Enfim fala um pouco de cada um de nós, e o que acontece quando conseguimos olhar para nós mesmo e nos entender... E nos aceitar, aceitando assim o outro.
" Faço meus poemas sobre um vazio, o meu vazio. Não conheço nenhum outro. Em obediência a um mandamento sacramental: que o pão fosse comido e o vinho fosse bebido na dor da ausência. A magia não está nem no pão, nem no vinho, mas nas palavras que dizem a tristeza da falta. O sacramento celebra a ausência de Deus, ele enuncia os limites dos espaços de espera que se dilatam dentro de mim, eroticamente.
É a ausência que me excita.
Ou, nas palavras desta teóloga ímpar, a Adélia Prado: ‘Entre as pernas geramos e sobre isso se falará até o fim sem que muitos entendam: erótico é a alma.’
Será isto que é a alma, a ausência que mora em mim, e faz o meu corpo tremer? Não me canso de repetir esta coisa linda que disse Valéry: ‘Que seria de nós sem o auxílio das coisas que não existem?’
Estranho isto, que o que não existe possa ajudar...
Deus nos ajuda, mesmo não existindo: este o segredo da sua onipotência.
Teologia é um encantamento poético, um esforço enorme para gerar deuses...
Que deuses?
Os meus, é claro.
São os únicos que me é permitido conhecer.
Lembro-me de Feuerbach. Compreendeu que estamos destinados ao nosso corpo, especialmente os olhos.
Vemos. Mas em tudo o que vemos encontramos os contornos da nossa própria nostalgia, o rosto da alma.
Como Narciso, que se enamorou de sua própria imagem, refletida na superfície lisa da fonte. Também nós: o universo sobre que falamos é a imagem dos nossos cenários interiores. Com o que concorda a psicanálise, e antes dela o Evangelho: a boca fala do que está cheio o coração.
Nossos deuses são nossos desejos projetados até os confins do universo.
‘Se as plantas tivessem olhos, capacidade de sentir e o poder de pensar, cada uma delas diria que a sua flor é a mais bela’.
Os deuses das flores são flores. Os deuses das lagartas são lagartas. Os deuses dos cordeiros são cordeiros. E os deuses dos tigres são tigres...
Tudo é sonho. Ou, como diz Guimarães Rosa: ‘Tudo é real porque tudo é inventado.’
Também o real é uma invenção...
E o mágico é isto: que o corpo, desprendendo-se das ligações que o prendem àquilo que é, possa ser possuído por aquilo que não é. Aquela coisa pesada, que se arrastava desajeitadamente pelo chão, repentinamente fica leve, transparente, utópica, ao vento. E assim, as coisas que são, é como se não fossem; e as coisas que não são, é como se fossem. (1 Cor. 1:28-29).
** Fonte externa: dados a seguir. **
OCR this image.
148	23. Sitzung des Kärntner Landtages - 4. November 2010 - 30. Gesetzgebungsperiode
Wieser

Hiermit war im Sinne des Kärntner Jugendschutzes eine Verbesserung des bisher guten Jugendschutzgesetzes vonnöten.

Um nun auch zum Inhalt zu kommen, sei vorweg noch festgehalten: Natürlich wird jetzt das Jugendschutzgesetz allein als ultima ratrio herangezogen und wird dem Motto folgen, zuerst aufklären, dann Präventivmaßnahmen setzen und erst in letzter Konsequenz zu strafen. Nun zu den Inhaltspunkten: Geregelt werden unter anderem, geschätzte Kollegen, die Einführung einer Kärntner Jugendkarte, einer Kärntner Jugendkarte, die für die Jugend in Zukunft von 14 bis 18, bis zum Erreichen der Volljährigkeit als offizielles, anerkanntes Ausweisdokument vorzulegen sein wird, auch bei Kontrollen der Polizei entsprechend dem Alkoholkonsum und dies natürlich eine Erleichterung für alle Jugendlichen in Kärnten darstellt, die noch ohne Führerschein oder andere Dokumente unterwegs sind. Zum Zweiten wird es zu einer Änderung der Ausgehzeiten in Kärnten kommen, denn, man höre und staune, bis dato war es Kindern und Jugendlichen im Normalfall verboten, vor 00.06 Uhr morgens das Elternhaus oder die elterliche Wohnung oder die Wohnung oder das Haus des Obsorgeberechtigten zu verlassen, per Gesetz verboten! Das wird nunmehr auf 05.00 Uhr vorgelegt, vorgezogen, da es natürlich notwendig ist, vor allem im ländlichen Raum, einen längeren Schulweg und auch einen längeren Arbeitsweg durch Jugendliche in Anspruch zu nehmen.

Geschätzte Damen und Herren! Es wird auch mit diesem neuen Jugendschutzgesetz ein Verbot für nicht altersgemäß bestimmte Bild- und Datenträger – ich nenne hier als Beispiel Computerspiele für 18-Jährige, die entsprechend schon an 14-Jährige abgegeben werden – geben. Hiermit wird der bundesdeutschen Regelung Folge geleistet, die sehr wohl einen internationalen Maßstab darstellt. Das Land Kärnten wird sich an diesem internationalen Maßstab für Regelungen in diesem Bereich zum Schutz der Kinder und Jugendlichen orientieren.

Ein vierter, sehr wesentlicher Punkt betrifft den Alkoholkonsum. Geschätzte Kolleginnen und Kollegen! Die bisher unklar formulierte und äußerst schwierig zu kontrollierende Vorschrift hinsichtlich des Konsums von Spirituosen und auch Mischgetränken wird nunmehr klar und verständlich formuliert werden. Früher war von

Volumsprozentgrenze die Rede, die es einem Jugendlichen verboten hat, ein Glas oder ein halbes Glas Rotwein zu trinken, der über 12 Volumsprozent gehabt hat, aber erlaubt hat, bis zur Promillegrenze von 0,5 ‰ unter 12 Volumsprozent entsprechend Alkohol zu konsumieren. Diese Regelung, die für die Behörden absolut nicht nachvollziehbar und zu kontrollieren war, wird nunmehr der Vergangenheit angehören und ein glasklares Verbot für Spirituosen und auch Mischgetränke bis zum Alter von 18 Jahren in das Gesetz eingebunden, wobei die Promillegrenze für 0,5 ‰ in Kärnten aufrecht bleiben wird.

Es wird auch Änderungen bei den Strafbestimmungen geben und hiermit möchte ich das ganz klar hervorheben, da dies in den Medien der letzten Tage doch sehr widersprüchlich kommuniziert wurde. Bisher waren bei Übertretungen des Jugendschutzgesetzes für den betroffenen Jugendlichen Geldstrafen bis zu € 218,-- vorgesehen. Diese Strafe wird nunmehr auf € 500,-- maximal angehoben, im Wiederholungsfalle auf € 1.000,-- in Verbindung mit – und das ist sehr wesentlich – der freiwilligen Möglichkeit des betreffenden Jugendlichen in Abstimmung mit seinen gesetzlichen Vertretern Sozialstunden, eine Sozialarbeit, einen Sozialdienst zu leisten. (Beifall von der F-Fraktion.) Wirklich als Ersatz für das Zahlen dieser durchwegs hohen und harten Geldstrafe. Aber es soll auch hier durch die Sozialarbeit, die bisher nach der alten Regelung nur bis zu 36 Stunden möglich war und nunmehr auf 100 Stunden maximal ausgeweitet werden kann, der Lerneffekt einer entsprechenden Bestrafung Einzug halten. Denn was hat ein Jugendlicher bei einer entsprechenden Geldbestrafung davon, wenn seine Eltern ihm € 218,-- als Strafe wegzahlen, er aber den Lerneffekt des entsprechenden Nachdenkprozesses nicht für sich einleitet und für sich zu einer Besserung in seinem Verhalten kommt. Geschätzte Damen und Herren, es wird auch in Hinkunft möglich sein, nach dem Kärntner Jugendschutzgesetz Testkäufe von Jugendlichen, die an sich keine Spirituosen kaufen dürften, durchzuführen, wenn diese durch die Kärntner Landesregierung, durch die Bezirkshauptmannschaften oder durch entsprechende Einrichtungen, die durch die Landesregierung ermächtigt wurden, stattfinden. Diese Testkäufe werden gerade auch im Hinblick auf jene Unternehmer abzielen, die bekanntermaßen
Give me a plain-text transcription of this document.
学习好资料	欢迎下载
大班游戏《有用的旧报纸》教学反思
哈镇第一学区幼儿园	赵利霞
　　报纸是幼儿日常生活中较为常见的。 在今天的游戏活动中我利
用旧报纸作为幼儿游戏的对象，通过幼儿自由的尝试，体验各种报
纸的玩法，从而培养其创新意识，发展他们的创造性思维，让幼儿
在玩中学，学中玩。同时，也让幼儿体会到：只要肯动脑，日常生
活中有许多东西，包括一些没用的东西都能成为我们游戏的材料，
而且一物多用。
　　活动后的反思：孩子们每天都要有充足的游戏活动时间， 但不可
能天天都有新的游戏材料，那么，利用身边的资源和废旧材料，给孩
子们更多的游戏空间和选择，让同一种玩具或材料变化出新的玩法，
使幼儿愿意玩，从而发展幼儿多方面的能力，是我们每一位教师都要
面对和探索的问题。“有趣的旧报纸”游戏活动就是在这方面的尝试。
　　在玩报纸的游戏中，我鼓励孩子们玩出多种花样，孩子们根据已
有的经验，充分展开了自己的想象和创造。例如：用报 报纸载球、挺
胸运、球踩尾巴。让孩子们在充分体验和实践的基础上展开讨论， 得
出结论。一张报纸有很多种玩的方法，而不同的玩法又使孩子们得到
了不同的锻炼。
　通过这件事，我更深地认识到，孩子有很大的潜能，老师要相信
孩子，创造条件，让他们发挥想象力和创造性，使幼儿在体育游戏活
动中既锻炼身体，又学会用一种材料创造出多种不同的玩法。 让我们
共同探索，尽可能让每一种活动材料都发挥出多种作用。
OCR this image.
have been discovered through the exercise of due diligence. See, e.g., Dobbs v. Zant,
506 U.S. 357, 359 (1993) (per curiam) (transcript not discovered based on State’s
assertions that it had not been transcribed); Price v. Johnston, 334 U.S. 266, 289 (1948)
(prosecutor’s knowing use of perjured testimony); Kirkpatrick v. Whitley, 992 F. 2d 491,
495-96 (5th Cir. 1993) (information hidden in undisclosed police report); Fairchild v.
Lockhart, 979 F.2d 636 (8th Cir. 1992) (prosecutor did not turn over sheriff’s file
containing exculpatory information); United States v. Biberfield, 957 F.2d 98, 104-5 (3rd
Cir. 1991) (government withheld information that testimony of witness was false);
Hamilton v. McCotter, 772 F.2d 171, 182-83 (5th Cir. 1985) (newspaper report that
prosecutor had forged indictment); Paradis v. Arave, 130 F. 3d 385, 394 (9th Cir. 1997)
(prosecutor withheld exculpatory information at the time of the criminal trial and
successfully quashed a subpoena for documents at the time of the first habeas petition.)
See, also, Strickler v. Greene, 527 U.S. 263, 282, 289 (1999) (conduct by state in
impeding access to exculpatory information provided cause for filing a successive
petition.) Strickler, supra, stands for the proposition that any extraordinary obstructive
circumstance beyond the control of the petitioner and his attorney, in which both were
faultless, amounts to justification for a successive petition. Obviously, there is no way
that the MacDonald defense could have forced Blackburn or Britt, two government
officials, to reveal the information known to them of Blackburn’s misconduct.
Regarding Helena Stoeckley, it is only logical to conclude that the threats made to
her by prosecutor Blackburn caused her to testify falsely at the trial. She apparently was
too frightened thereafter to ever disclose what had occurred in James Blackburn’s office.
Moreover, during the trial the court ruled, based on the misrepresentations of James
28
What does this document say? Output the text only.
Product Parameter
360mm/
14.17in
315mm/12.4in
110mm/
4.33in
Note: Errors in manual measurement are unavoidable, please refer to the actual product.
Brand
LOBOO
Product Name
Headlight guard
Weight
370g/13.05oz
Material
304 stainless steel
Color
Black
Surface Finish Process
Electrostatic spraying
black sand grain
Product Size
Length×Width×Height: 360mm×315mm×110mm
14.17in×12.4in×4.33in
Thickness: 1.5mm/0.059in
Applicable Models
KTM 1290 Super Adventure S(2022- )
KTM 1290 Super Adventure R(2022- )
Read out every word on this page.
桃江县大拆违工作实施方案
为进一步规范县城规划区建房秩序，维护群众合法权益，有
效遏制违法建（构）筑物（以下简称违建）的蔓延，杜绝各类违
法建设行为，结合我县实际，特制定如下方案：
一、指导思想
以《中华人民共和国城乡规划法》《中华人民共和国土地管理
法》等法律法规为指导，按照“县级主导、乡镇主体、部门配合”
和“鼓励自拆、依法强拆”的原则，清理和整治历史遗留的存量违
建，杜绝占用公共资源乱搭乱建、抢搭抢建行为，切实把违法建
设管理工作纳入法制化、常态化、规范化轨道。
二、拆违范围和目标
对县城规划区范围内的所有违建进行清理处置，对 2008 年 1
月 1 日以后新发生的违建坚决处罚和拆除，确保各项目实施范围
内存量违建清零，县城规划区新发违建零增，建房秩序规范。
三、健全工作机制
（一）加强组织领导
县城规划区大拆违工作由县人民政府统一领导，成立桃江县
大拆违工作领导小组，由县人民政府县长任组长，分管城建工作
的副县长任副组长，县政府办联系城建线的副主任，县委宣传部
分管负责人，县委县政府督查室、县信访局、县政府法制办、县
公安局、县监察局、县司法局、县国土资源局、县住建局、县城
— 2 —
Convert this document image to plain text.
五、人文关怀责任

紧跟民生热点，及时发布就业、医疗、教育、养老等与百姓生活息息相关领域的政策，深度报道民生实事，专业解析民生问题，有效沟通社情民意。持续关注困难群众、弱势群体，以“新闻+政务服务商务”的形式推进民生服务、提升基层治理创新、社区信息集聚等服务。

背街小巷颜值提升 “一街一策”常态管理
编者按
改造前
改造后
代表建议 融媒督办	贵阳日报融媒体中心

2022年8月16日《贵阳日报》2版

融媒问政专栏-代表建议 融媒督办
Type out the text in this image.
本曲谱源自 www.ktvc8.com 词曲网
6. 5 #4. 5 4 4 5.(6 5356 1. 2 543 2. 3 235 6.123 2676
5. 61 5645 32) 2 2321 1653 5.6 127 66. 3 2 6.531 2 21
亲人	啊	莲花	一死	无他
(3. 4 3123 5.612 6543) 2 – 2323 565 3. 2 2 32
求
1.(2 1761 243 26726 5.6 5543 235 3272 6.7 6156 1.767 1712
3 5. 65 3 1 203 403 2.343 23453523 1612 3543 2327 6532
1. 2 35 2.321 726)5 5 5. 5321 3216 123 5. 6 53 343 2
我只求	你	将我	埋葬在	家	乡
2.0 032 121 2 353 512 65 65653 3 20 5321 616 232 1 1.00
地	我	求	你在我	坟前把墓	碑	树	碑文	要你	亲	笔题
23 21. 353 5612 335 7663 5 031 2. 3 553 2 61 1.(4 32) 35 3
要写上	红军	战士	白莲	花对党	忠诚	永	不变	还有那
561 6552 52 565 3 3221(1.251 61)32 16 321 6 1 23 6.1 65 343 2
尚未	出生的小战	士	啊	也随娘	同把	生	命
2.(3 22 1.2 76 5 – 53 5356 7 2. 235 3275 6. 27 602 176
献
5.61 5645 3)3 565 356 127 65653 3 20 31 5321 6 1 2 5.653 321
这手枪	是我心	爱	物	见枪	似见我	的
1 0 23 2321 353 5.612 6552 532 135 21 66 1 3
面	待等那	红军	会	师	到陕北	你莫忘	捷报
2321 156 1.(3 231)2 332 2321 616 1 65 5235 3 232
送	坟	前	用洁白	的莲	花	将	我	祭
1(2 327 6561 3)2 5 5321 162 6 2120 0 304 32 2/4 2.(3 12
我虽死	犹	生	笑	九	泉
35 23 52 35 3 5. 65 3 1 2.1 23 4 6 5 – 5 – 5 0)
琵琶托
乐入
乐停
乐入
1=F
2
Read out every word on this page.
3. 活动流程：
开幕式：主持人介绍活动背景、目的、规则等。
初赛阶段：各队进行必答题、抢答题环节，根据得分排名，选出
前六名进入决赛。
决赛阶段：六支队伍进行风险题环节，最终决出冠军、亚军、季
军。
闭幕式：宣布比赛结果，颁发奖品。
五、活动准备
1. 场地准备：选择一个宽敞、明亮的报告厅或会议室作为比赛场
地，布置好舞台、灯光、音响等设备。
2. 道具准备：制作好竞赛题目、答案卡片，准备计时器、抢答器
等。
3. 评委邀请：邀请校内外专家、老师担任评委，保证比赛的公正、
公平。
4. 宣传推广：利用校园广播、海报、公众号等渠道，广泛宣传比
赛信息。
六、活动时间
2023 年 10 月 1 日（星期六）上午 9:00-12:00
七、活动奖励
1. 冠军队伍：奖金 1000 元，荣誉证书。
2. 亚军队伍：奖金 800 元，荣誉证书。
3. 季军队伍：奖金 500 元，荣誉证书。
Teologia é um brinquedo que faço.
É possível plantar jardins, pintar quadros, escrever poemas, jogar xadrez, cozinhar, fazer teologia... Claro que um jogo não exclui o outro. Alguns dirão que isto não é coisa séria.
Eu os conheço muito bem e já havia advertido o leitor contra eles.
Quem se leva a sério é, no fundo, um inquisidor. Está só à espera de que a ocasião apareça.
As grandes atrocidades que se cometeram contra as pessoas foram todas levadas a cabo com espírito grave, com um senso de missão, de salvação do mundo.
O diabo está sempre vestido de paletó e gravata e, a se acreditar em Nietzsche, ele nem sabe contar piadas e nem sabe dançar: é o espírito da gravidade. Já com Deus é o contrário, porque a oração começa com o riso."